Abbiamo perso l'occasione per ricominciare a credere che dietro alle tante dichiarazioni di intenti, dietro alle manifestazioni di solidarietà e buon senso e alle promesse di sostegno all'economia turistica dei nostri politici non ci fossero altro che parole, parole, parole.
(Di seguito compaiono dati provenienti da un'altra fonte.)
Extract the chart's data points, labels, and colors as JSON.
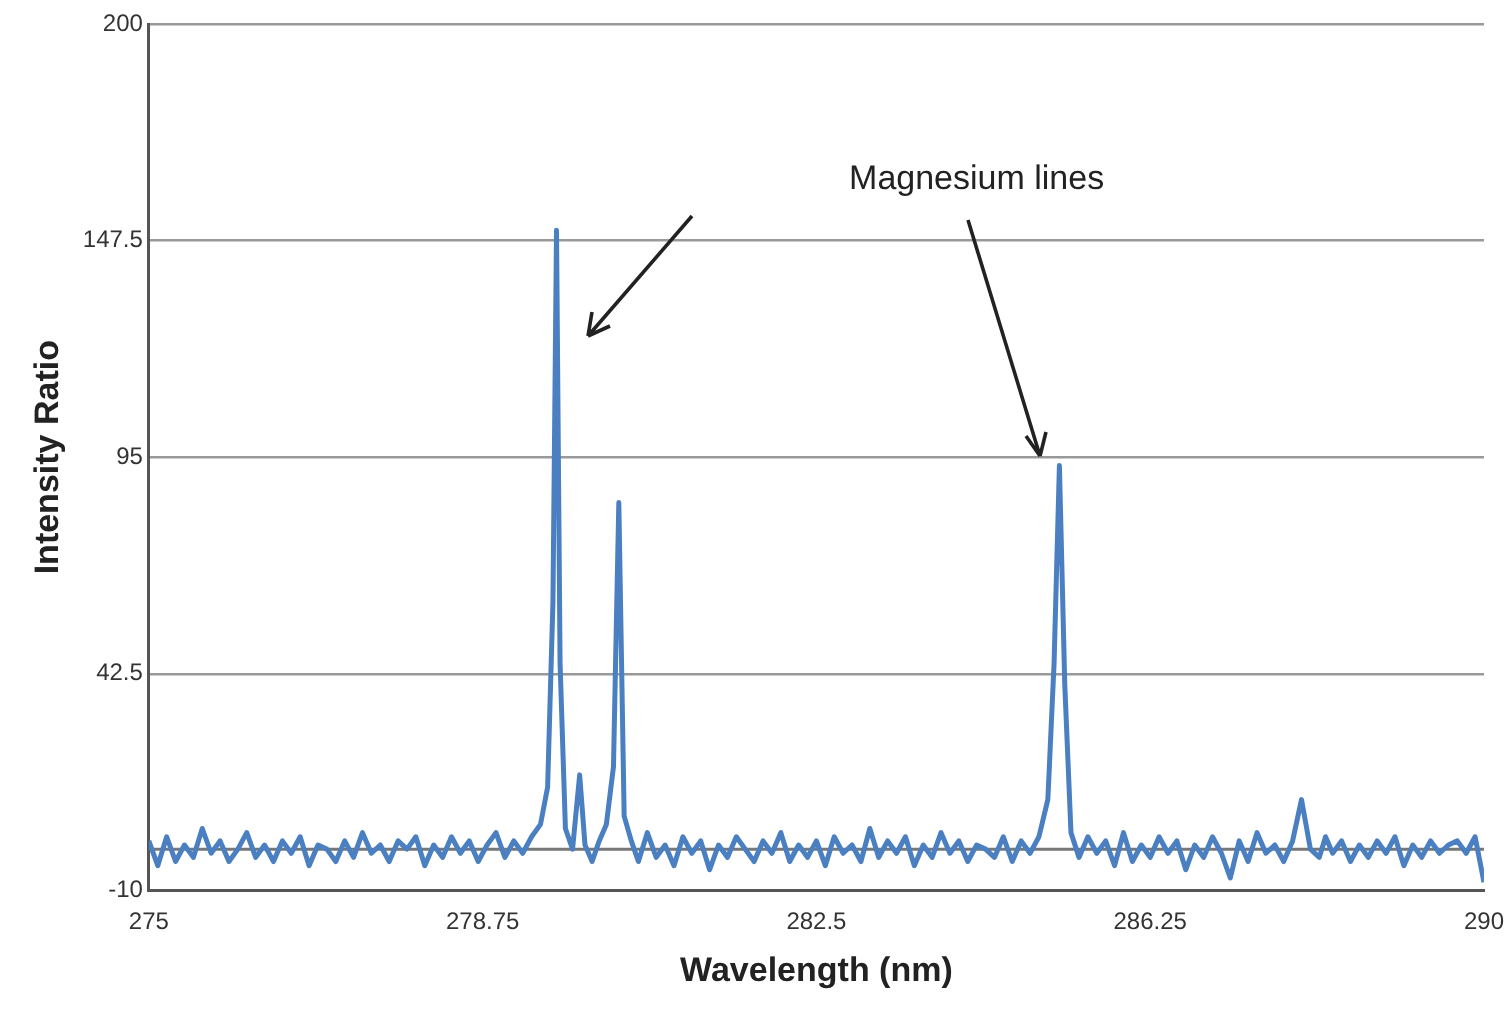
{
  "chart_data": {
    "type": "line",
    "xlabel": "Wavelength (nm)",
    "ylabel": "Intensity Ratio",
    "annotations": [
      "Magnesium lines"
    ],
    "series": [
      {
        "color": "#4a7fc1",
        "x": [
          275,
          275.1,
          275.2,
          275.3,
          275.4,
          275.5,
          275.6,
          275.7,
          275.8,
          275.9,
          276,
          276.1,
          276.2,
          276.3,
          276.4,
          276.5,
          276.6,
          276.7,
          276.8,
          276.9,
          277,
          277.1,
          277.2,
          277.3,
          277.4,
          277.5,
          277.6,
          277.7,
          277.8,
          277.9,
          278,
          278.1,
          278.2,
          278.3,
          278.4,
          278.5,
          278.6,
          278.7,
          278.8,
          278.9,
          279,
          279.1,
          279.2,
          279.3,
          279.4,
          279.48,
          279.54,
          279.58,
          279.62,
          279.68,
          279.76,
          279.84,
          279.9,
          279.98,
          280.06,
          280.14,
          280.22,
          280.28,
          280.34,
          280.42,
          280.5,
          280.6,
          280.7,
          280.8,
          280.9,
          281,
          281.1,
          281.2,
          281.3,
          281.4,
          281.5,
          281.6,
          281.7,
          281.8,
          281.9,
          282,
          282.1,
          282.2,
          282.3,
          282.4,
          282.5,
          282.6,
          282.7,
          282.8,
          282.9,
          283,
          283.1,
          283.2,
          283.3,
          283.4,
          283.5,
          283.6,
          283.7,
          283.8,
          283.9,
          284,
          284.1,
          284.2,
          284.3,
          284.4,
          284.5,
          284.6,
          284.7,
          284.8,
          284.9,
          285,
          285.1,
          285.17,
          285.23,
          285.29,
          285.36,
          285.45,
          285.55,
          285.65,
          285.75,
          285.85,
          285.95,
          286.05,
          286.15,
          286.25,
          286.35,
          286.45,
          286.55,
          286.65,
          286.75,
          286.85,
          286.95,
          287.05,
          287.15,
          287.25,
          287.35,
          287.45,
          287.55,
          287.65,
          287.75,
          287.85,
          287.95,
          288.05,
          288.15,
          288.22,
          288.3,
          288.4,
          288.5,
          288.6,
          288.7,
          288.8,
          288.9,
          289,
          289.1,
          289.2,
          289.3,
          289.4,
          289.5,
          289.6,
          289.7,
          289.8,
          289.9,
          290
        ],
        "values": [
          2,
          -4,
          3,
          -3,
          1,
          -2,
          5,
          -1,
          2,
          -3,
          0,
          4,
          -2,
          1,
          -3,
          2,
          -1,
          3,
          -4,
          1,
          0,
          -3,
          2,
          -2,
          4,
          -1,
          1,
          -3,
          2,
          0,
          3,
          -4,
          1,
          -2,
          3,
          -1,
          2,
          -3,
          1,
          4,
          -2,
          2,
          -1,
          3,
          6,
          15,
          60,
          150,
          45,
          5,
          0,
          18,
          1,
          -3,
          2,
          6,
          20,
          84,
          8,
          2,
          -3,
          4,
          -2,
          1,
          -4,
          3,
          -1,
          2,
          -5,
          1,
          -2,
          3,
          0,
          -3,
          2,
          -1,
          4,
          -3,
          1,
          -2,
          2,
          -4,
          3,
          -1,
          1,
          -3,
          5,
          -2,
          2,
          -1,
          3,
          -4,
          1,
          -2,
          4,
          -1,
          2,
          -3,
          1,
          0,
          -2,
          3,
          -3,
          2,
          -1,
          3,
          12,
          45,
          93,
          40,
          4,
          -2,
          3,
          -1,
          2,
          -4,
          4,
          -3,
          1,
          -2,
          3,
          -1,
          2,
          -5,
          1,
          -2,
          3,
          -1,
          -7,
          2,
          -3,
          4,
          -1,
          1,
          -3,
          2,
          12,
          0,
          -2,
          3,
          -1,
          2,
          -3,
          1,
          -2,
          2,
          -1,
          3,
          -4,
          1,
          -2,
          2,
          -1,
          1,
          2,
          -1,
          3,
          -8
        ]
      }
    ],
    "xlim": [
      275,
      290
    ],
    "xticks": [
      275,
      278.75,
      282.5,
      286.25,
      290
    ],
    "ylim": [
      -10,
      200
    ],
    "yticks": [
      -10,
      42.5,
      95,
      147.5,
      200
    ],
    "ref_lines": [
      {
        "axis": "y",
        "value": 0,
        "color": "#777777"
      }
    ],
    "grid": "y",
    "legend": false,
    "marker": "none",
    "line_style": "solid"
  }
}
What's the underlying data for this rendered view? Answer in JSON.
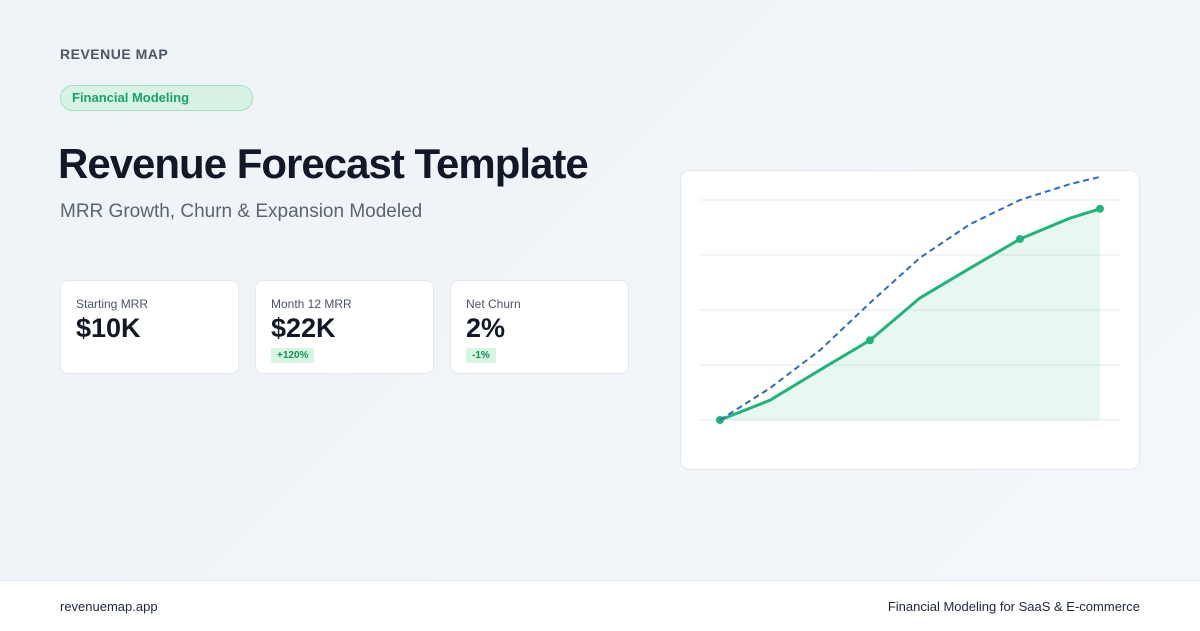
{
  "header": {
    "brand": "REVENUE MAP",
    "badge": "Financial Modeling",
    "title": "Revenue Forecast Template",
    "subtitle": "MRR Growth, Churn & Expansion Modeled"
  },
  "stats": [
    {
      "label": "Starting MRR",
      "value": "$10K"
    },
    {
      "label": "Month 12 MRR",
      "value": "$22K",
      "change": "+120%"
    },
    {
      "label": "Net Churn",
      "value": "2%",
      "change": "-1%"
    }
  ],
  "chart_data": {
    "type": "line",
    "x": [
      0,
      1,
      2,
      3,
      4,
      5,
      6,
      7,
      7.6
    ],
    "series": [
      {
        "color": "#2f6db5",
        "dashed": true,
        "values": [
          0,
          0.58,
          1.27,
          2.13,
          2.95,
          3.56,
          4,
          4.29,
          4.42
        ]
      },
      {
        "color": "#1fb57a",
        "area": true,
        "markers": [
          0,
          3,
          6,
          8
        ],
        "values": [
          0,
          0.36,
          0.91,
          1.45,
          2.22,
          2.76,
          3.29,
          3.67,
          3.84
        ]
      }
    ],
    "xlim": [
      0,
      7.6
    ],
    "ylim": [
      0,
      4.5
    ],
    "yticks": [
      0,
      1,
      2,
      3,
      4
    ],
    "grid": true
  },
  "footer": {
    "site": "revenuemap.app",
    "tagline": "Financial Modeling for SaaS & E-commerce"
  }
}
Come se non bastasse, anche la beffa. Inquieta il gioco di rimpiattino delle responsabilità politiche tra centro destra e centro sinistra che hanno caratterizzato questa vicenda fin dagli esordi. Sgomenta prendere atto che la già critica economia di un settore, neppure infinitesimale, dipenda dall'andamento tout court dello scontro politico, dell'opportunismo elettorale o dall'ottusità di un singolo sottosegretario. La politica che anzichè essere mezzo per la soluzione dei problemi dei cittadini diventa fine stesso dei propri giochi di forza.
E' inutile soffermarsi ancora sull'iniquità, l'inutilità (se non la dannosità) ed il danno economico di questa norma che, a distanza di molti mesi dalla sua introduzione, sono stati già ampiamente rilevati da più parti. Inutile lambiccarsi il cervello a fare ulteriori proposte sulle iniziative da mettere in campo per contrastare il fenomeno della guida in stato di ubriachezza. E' tutto inutile perchè il problema non è più, e forse non lo è mai stato, la tutela della salute pubblica, bensì chi si aggiudicherà il merito di porre fine, o al contrario di alimentare, questo clamoroso abbaglio.
Cari amici e colleghi Imprenditori dello spettacolo e dell'intrattenimento, siamo prigionieri di un Paese che non va, di uno Stato che anzichè sostenerci trova sempre un cavillo in più per stroncare le nostre aziende, di un Governo che anzichè sollecitare la nostra creatività ci propone di sedarla con un bel Casinò.